La CPME demande une « priorisation dans les choix d'indicateurs à opérer en limitant par exemple le champ aux seuls indicateurs nécessaires aux acteurs financiers ou sur une partie limitée de la chaîne de valeur », l'adoption d'une « application progressive de ces obligations ainsi qu'une priorisation des informations à produire » et enfin d'assurer « une convergence entre les projets de standards IFRS sur la durabilité et ESRS notamment sur les volets relatifs à la matérialité financière que recouvrent les deux standards ».
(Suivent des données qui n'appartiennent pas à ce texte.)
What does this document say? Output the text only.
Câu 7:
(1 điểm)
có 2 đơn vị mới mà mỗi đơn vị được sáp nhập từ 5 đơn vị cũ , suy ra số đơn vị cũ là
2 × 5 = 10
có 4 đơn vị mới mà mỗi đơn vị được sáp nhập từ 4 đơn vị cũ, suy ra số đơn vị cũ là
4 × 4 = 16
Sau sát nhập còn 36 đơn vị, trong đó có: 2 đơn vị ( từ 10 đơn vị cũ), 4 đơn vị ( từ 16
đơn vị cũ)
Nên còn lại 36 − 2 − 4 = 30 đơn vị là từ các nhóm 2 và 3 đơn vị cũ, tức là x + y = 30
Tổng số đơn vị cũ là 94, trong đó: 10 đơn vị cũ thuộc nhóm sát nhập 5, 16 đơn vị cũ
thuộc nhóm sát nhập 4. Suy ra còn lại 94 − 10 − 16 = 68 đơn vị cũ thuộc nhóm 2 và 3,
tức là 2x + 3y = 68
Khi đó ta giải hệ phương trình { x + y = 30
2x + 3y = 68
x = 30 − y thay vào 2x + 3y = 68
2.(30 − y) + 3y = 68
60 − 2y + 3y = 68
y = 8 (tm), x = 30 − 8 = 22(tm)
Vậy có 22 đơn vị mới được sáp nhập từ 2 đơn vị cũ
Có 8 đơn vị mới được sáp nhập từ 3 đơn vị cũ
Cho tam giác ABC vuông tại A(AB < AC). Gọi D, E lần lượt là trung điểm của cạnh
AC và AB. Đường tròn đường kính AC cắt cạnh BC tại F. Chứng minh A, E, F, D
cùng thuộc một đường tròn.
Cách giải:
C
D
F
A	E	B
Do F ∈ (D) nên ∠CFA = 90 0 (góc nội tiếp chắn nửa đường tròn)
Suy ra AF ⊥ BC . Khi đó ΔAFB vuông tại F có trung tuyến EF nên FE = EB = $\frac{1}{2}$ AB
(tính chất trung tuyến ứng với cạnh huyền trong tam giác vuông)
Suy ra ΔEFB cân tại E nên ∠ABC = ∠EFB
Plus récemment, le 20 septembre 2022, lors de la table ronde organisée par la Délégation aux entreprises, le MEDEF , tout en souscrivant à l'objectif d'améliorer la responsabilité sociétale des entreprises, regrettait : « la multiplication d'initiatives avec des calendriers qui sont parfois non coordonnées, voire contradictoires, tant au niveau national qu'européen, fait que le cadre législatif et réglementaire est trop instable . Pour une entreprise, cela lui fait perdre de vue la réalité opérationnelle qui rendrait applicable ces mesures. Sans être opposés, nous constatons une incapacité à comprendre la cohérence et la finalité de l'ensemble, alors que nous avons besoin de stabilité et de visibilité, pour ne pas perdre de vue l'objectif initial du reporting et de la transparence des informations, qui sont des objectifs de pilotage et de transformation de nos entreprises et non pas des objectifs de compliance : nous parlons d'un objectif stratégique d'accompagnement de la transformation de nos entreprises et non pas de contrôle pour le contrôle » .

Le METI estime aussi nécessaire que : « ces textes européens et français soient en adéquation avec nos moyens et avec notre temporalité, dans un contexte économique très dégradé, et que ces textes se fondent sur des critères pertinents, en phase avec nos stratégies ».

Le METI souligne que ces entreprises sont « engagées par nature » dans la RSE et que cet engagement, inspiré par une vision de long terme, est « authentique et sincère » :

- 94,5% des ETI développent des actions spécifiques qui les engagent sur les plans social, sociétal et environnemental ;

- plus de 72% ont structuré une politique RSE pour leur entreprise ;

- près de 60% adoptent des labels et/ou des chartres pour mesurer leur progression sur le sujet de l'engagement (notamment : 48,5% des ETI privilégient la norme ISO 14 001, 39,7% les labels Ecovadis) ;

- pour 73,4% des dirigeants interrogés, la mise en place de dispositifs d'engagement a eu un impact positif et mesurable sur leur entreprise (meilleure implication des collaborateurs, amélioration du recrutement, amélioration de la performance économique de leur entreprise) ;

- plus de 45% des ETI ayant assorti leur politique RSE d'indicateurs de suivi suivent moins de 10 indicateurs, près d'une ETI sur 3 suit déjà entre 10 et 20 indicateurs, plus de 57% des ETI estiment que 10 à 15 indicateurs permettent d'évaluer correctement la performance extra-financière d'une ETI et près de 30% estiment que 20 à 30 indicateurs sont nécessaires.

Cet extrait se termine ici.